I’m still good with the fact that Counting Zeros has ground rules and goals that are daily, weekly and quarterly, but this weekend the card game caused a re-think.
For those of you new to the blog or regular readers who remain a bit sketchy about how the cards work, the Deck of Small Change is a game I invented.
Counting Zeros involves weekly personal finance assignments (daily would’ve been insane and monthly a bit wimpy). I came up with the assignments. Many might prove useful to other people, but they were designed to help me.
I thought about publishing them at the outset — all 52 chores that lay ahead. And then I thought better of it. It might either bore or terrify my readers. It would both bore and terrify me.
That’s when it struck me that Counting Zeros needed an element of surprise and randomness, so I came up with the idea to use cards. There are 52 weeks in a year and 52 cards in a deck. Letting the luck of the draw determine the assignment makes the project less painful for me … the whimsy distracts me from the idea that devoting a year of my life to sorting out my finances could prove a gift from a sadistic, inner troll.

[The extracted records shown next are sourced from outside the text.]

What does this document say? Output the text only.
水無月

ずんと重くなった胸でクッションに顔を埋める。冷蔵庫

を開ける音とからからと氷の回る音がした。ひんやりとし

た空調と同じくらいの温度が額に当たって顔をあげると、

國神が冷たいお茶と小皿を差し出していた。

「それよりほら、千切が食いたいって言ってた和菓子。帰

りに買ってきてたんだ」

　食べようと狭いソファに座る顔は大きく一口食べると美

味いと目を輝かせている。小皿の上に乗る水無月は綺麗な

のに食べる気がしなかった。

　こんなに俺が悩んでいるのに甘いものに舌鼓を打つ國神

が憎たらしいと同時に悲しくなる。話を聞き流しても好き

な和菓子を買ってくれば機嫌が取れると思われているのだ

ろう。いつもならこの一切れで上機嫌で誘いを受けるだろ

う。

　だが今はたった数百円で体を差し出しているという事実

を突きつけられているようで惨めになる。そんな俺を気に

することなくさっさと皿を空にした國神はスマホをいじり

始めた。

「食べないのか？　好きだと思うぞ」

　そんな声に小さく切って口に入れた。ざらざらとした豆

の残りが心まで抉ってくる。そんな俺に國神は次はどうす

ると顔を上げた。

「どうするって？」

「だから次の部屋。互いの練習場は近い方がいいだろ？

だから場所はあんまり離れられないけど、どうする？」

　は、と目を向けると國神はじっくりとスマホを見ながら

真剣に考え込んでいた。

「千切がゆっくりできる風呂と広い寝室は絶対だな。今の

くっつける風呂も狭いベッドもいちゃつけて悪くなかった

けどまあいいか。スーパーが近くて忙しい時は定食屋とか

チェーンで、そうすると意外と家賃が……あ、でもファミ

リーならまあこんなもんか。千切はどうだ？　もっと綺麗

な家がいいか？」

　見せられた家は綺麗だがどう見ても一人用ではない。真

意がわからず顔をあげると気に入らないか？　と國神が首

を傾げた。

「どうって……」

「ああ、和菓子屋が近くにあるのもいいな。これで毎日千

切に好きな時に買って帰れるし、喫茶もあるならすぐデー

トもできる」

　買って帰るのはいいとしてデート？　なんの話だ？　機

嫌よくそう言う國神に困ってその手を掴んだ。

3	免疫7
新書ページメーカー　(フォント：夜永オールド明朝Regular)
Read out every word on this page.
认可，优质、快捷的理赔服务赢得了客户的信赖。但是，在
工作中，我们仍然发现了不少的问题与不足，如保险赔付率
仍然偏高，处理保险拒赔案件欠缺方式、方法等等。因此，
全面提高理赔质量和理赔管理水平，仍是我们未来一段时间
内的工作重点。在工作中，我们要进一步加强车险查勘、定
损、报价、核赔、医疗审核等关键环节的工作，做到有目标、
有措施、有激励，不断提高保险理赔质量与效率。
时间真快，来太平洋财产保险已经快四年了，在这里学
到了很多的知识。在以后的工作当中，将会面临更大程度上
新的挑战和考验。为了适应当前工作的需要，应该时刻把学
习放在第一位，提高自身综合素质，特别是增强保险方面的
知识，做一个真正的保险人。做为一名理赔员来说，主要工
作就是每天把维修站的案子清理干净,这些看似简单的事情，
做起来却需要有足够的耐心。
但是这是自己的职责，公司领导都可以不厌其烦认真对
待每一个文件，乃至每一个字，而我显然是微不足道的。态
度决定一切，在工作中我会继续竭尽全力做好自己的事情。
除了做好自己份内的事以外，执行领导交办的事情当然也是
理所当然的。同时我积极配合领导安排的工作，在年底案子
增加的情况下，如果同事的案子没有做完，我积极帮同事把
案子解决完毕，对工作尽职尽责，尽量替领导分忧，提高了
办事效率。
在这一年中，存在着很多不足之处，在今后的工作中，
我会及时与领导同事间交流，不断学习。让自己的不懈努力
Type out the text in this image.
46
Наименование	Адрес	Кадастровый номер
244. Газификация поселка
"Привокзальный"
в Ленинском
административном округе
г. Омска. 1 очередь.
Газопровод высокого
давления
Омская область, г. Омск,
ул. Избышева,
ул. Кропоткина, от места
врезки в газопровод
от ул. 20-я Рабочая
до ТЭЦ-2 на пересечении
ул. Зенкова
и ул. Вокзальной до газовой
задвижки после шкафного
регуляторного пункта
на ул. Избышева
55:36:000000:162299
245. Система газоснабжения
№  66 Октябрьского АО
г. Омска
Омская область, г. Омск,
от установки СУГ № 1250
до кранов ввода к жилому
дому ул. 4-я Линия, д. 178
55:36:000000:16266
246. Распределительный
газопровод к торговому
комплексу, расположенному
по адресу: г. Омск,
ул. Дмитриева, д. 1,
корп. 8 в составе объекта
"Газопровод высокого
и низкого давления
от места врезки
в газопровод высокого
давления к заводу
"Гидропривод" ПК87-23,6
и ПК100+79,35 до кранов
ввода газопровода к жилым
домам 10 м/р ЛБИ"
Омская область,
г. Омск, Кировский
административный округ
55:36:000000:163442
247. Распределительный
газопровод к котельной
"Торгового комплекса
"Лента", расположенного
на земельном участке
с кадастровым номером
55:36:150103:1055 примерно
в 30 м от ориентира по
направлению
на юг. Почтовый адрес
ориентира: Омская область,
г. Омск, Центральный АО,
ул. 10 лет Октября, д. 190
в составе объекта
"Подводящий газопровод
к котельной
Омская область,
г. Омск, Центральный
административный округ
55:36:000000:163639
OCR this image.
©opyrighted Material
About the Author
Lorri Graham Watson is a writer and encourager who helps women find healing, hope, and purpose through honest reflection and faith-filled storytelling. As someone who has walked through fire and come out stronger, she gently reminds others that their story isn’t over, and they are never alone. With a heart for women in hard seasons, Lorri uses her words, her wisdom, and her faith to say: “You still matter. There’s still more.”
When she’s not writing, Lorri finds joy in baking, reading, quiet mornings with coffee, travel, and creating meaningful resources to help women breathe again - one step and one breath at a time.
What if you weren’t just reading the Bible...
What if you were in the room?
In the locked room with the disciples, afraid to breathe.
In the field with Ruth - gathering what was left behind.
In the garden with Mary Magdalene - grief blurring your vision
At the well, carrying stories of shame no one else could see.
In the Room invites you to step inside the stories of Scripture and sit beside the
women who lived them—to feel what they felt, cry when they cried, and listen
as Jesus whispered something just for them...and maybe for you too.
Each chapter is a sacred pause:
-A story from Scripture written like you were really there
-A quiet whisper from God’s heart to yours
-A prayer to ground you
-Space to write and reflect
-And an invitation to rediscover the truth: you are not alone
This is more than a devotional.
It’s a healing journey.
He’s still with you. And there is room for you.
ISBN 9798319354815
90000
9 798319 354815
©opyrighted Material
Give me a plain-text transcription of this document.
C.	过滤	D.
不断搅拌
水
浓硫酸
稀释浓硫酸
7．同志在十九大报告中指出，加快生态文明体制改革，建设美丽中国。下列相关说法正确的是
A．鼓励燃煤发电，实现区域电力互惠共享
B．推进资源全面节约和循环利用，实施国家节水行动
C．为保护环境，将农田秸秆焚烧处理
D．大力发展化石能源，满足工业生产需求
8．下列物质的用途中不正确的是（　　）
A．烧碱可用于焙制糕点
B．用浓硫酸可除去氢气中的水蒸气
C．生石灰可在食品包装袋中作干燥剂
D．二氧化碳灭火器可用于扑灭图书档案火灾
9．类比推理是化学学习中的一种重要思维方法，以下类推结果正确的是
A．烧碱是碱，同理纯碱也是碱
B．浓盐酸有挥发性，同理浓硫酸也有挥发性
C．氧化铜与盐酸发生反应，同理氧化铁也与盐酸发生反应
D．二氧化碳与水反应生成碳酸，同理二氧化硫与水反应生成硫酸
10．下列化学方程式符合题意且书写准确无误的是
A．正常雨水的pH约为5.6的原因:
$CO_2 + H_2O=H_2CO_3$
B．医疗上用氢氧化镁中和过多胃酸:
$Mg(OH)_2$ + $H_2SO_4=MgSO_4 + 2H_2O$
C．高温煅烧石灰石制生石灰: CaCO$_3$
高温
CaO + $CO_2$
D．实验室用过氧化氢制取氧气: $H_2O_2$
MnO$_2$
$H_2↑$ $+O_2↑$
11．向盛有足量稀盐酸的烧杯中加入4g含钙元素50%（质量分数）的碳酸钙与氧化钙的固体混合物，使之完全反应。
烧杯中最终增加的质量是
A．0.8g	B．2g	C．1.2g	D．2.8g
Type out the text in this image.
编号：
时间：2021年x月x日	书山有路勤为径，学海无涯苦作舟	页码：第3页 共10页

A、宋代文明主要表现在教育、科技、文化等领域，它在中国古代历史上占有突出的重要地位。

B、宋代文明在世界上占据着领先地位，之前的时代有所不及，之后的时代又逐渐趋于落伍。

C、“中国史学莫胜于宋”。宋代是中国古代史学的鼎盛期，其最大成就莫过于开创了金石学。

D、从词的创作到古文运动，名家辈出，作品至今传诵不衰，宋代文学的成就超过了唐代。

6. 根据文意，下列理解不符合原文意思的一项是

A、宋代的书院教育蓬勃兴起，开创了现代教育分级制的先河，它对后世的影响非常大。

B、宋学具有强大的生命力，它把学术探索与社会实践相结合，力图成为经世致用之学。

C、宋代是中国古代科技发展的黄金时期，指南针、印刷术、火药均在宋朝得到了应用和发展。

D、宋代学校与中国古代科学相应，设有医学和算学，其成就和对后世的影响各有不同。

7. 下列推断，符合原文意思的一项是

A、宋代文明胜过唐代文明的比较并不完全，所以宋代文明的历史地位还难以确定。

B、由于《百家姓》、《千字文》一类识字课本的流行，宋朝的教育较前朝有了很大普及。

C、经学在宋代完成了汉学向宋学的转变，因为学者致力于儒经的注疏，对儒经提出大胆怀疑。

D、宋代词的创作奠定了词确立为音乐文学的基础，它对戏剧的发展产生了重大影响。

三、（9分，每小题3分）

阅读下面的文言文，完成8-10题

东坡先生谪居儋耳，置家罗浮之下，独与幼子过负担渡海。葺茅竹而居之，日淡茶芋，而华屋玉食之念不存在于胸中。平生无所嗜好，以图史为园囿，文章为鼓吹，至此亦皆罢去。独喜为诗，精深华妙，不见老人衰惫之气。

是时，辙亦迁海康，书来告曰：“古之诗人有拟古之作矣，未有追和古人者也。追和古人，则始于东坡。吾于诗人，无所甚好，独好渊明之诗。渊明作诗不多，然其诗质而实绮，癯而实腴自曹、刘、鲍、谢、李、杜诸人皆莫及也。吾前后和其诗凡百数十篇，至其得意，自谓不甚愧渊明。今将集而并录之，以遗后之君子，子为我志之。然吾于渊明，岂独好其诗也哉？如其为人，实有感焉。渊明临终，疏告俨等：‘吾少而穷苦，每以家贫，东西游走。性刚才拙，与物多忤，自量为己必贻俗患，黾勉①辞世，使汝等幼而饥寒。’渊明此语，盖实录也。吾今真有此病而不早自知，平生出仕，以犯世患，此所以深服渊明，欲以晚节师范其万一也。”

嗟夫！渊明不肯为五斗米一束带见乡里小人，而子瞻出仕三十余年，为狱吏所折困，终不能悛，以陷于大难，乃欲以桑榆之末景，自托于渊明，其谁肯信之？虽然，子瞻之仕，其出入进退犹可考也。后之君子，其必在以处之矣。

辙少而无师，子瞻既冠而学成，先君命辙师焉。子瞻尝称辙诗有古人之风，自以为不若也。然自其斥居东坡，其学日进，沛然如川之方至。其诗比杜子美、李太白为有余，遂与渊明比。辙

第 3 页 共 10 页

But a month into the game, I realise I’ve over-engineered the cards — because there are four suits, I wanted four different types of homework assignments. This means that only one suit (just 13 of the 52 cards), involves practical money exercises; leaving me 39 weeks of research, tutorials or field work. None of these really force me to behave differently with my money. And that can’t be right — I need more than 25% of the year’s exercises to involve learning-by-doing. So hence forth, a minor adjustment. I’m blurring the suits like this:
- Both Spades and Clubs will be about doing things differently. Either practical exercises or field trips — but not 13 of each; I’ve swapped out some of the field trips to UP the number of practical tasks.
- Similarly, both of the red suits involve educating myself. For the most part a Heart or a Diamond spells plain, simple research. On the odd occasion when a topic proves particularly head-wrecking (at a guess, pensions) I’ll put together a tutorial.
Today’s card is the Jack of Spades and according to my newly re-gigged spreadsheet, this Jack involves the time consuming exercise of creating a filing system for my financial paperwork.
Currently heaps of bills and statements and tax forms are bunched up together and crushed into drawers of my desk at work — or into file boxes I’ve kicked under my desk (next to about 4 pairs of old shoes). Since I am not in the office today, I’ll take a photo tomorrow. I want a BEFORE and AFTER on this one.
I read a book about filing years ago. OK, it was a CHAPTER in book — but it changed my life forever (not kidding). I’ll explain more about that when I debrief my assignment next weekend.